19 thoughts on “Patently-O Bits and Bytes

  1. 17

    Kathy’s always been a superb actress; though every time I see her I’m reminded of her whacking the bottom of James Caan’s feet with that baseball bat in the movie Misery.

    Ouch!

    Good to see her w/another gig; and one which seems ideal for her talents.

  2. 16

    “was dumped by a patent attorney…”

    More likely, his hot girlfriend dumped him for a patent attorney.

  3. 14

    aAgent, I’m puzzled. What good does it do you, to get your US non-pro up on to the PPH? What happens next? An examination report out of the UK-IPO, I suppose.

    I should have thought your chances of overcoming any doubts on “the rules” will be good. After all, nobody else is using the PPH, and the politics of the PPH demands that it be a success. So the USPTO is not very likely to squeeze you out with a narrow interpretation of “the rules”, is it. Give it a go, I say.

  4. 13

    David Kelley has long evinced a low opinion of patent attorneys. There were several snide remarks about them in Allie McBeal, plus the plot device that Allie, who’s not a patent attorney, helped get her secretary a patent on her “nose bra” invention. I wonder if in his past he once dated and was then dumped by a patent attorney. You’d think the fact that he landed Michelle Pfeiffer would have been sufficient consolation…

  5. 12

    Question about the Patent Prosecution Highway (PPH) – is there any requirement that the FIRST application be filed abroad (for example, in the UK)???
    Or is it just sufficient that the US non-provisional application (for which I desire to use the PPH) claims that benefit of at least one foreign application filed during the “Paris convention period” of one year??
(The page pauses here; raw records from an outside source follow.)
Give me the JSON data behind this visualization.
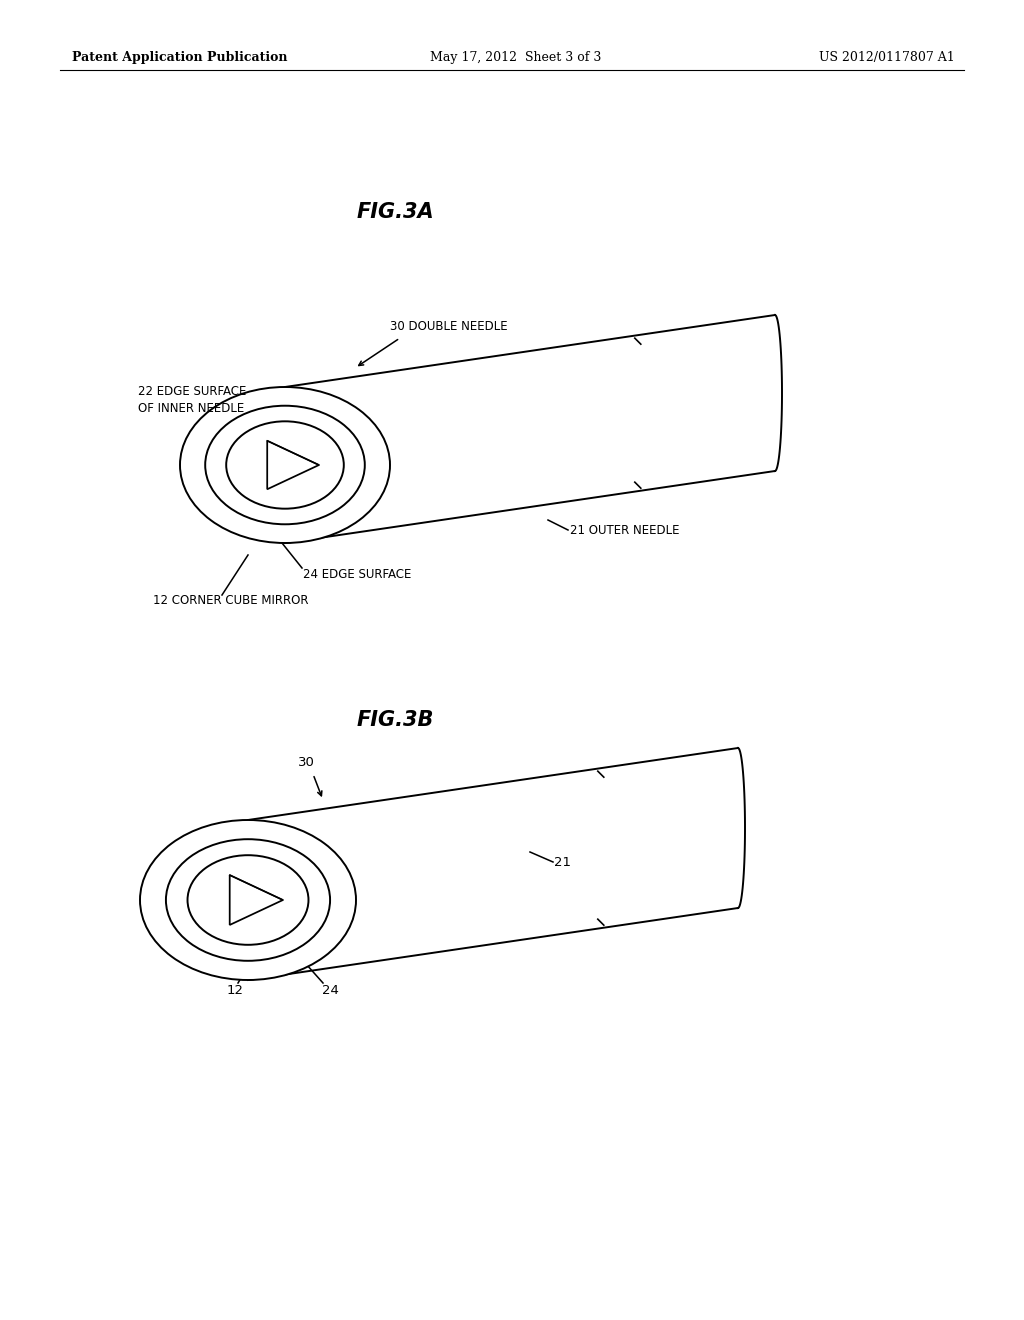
{
  "bg_color": "#ffffff",
  "header_left": "Patent Application Publication",
  "header_center": "May 17, 2012  Sheet 3 of 3",
  "header_right": "US 2012/0117807 A1",
  "fig3a_title": "FIG.3A",
  "fig3b_title": "FIG.3B",
  "label_30_full": "30 DOUBLE NEEDLE",
  "label_22_full": "22 EDGE SURFACE\nOF INNER NEEDLE",
  "label_21_full": "21 OUTER NEEDLE",
  "label_24_full": "24 EDGE SURFACE",
  "label_12_full": "12 CORNER CUBE MIRROR",
  "label_30_short": "30",
  "label_21_short": "21",
  "label_12_short": "12",
  "label_24_short": "24",
  "line_color": "#000000",
  "line_width": 1.4,
  "annotation_fontsize": 8.5,
  "title_fontsize": 15
}
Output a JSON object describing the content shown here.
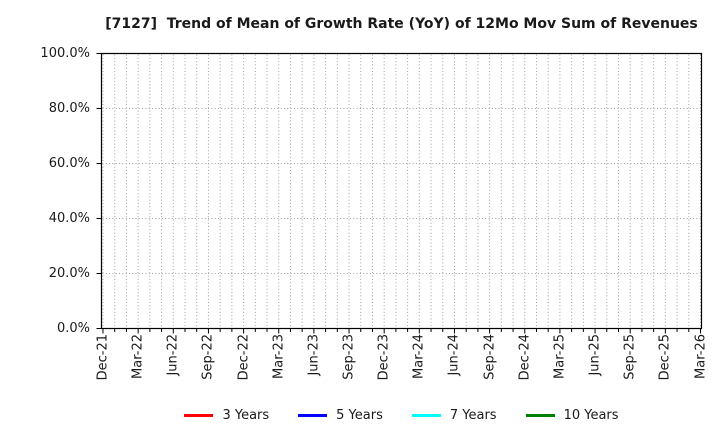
{
  "chart_data": {
    "type": "line",
    "title": "[7127]  Trend of Mean of Growth Rate (YoY) of 12Mo Mov Sum of Revenues",
    "x_tick_labels": [
      "Dec-21",
      "Mar-22",
      "Jun-22",
      "Sep-22",
      "Dec-22",
      "Mar-23",
      "Jun-23",
      "Sep-23",
      "Dec-23",
      "Mar-24",
      "Jun-24",
      "Sep-24",
      "Dec-24",
      "Mar-25",
      "Jun-25",
      "Sep-25",
      "Dec-25",
      "Mar-26"
    ],
    "x_minor_divisions_per_label": 3,
    "y_tick_labels": [
      "0.0%",
      "20.0%",
      "40.0%",
      "60.0%",
      "80.0%",
      "100.0%"
    ],
    "y_ticks_percent": [
      0,
      20,
      40,
      60,
      80,
      100
    ],
    "ylim_percent": [
      0,
      100
    ],
    "grid": {
      "show": true,
      "style": "dotted",
      "color": "#9e9e9e"
    },
    "legend": {
      "position": "bottom-center"
    },
    "series": [
      {
        "name": "3 Years",
        "color": "#ff0000",
        "values": []
      },
      {
        "name": "5 Years",
        "color": "#0000ff",
        "values": []
      },
      {
        "name": "7 Years",
        "color": "#00ffff",
        "values": []
      },
      {
        "name": "10 Years",
        "color": "#008000",
        "values": []
      }
    ]
  }
}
    I wish to do the following:

    (i) file on Oct. 1, 2009 a US Provisional application (thus, the first filing is actually in the US);
    (ii) receive on Nov. 3, 2009 a foreign filing license;
    (iii) file on Sep. 1, 2010 a foreign application application (this is within the Paris convention year) in a country for which there is a patent prosecution highway (PPH) with the USPTO – for example, in the UK or in Australia;
    (iv) file a US non-provisional application claiming priority to BOTH the provisional AS WELL AS the foreign application on Oct. 1, 2010;
    (v) have my non-provisional application THEN be eligible for the PPH even though my FIRST application was NOT filed in the USPTO. The non-provisional STILL claims priority to an earlier-filed foreign application filed in a “PPH country” – it *seems* like this is OK but the rules are not that clear.

    HELP !!!!!!

  6. 11

    More drug references courtesy of Mooney. How’s life in mom’s basement these days?

    RWA = buzzkill.

  7. 10

    I think Moonpie is referring to the first scene of the trailer in which she is seen lounging in her office, watching Woody Woodpecker cartoons while puffing on a suspicious looking prop.

  8. 9

    “toked on that joint”

    More drug references courtesy of Mooney. How’s life in mom’s basement these days?

  9. 8

    After she toked on that joint, I expected her to say, “After 30 years as a patent attorney, I finally realized: everyone has a Constitutional right to a patent.”

  10. 7

    I love the premise:

    I’m already rich….. so I can now lease a downtown office and take nonpaying clients… just like all attorneys … including associates like the character.

  11. 6

    I like the part where she argues for jury nullification and doesn’t get sanctioned. Delicious fairy tale filling.

  12. 4

    The Supremes apparently didn’t like the NFL’s attempt to get a complete antitrust exemption in its brief and argument, so they slapped it around.

  13. 3

    Actually there’s another really nice quote around 1:20. “You’re an as shole” in a great context.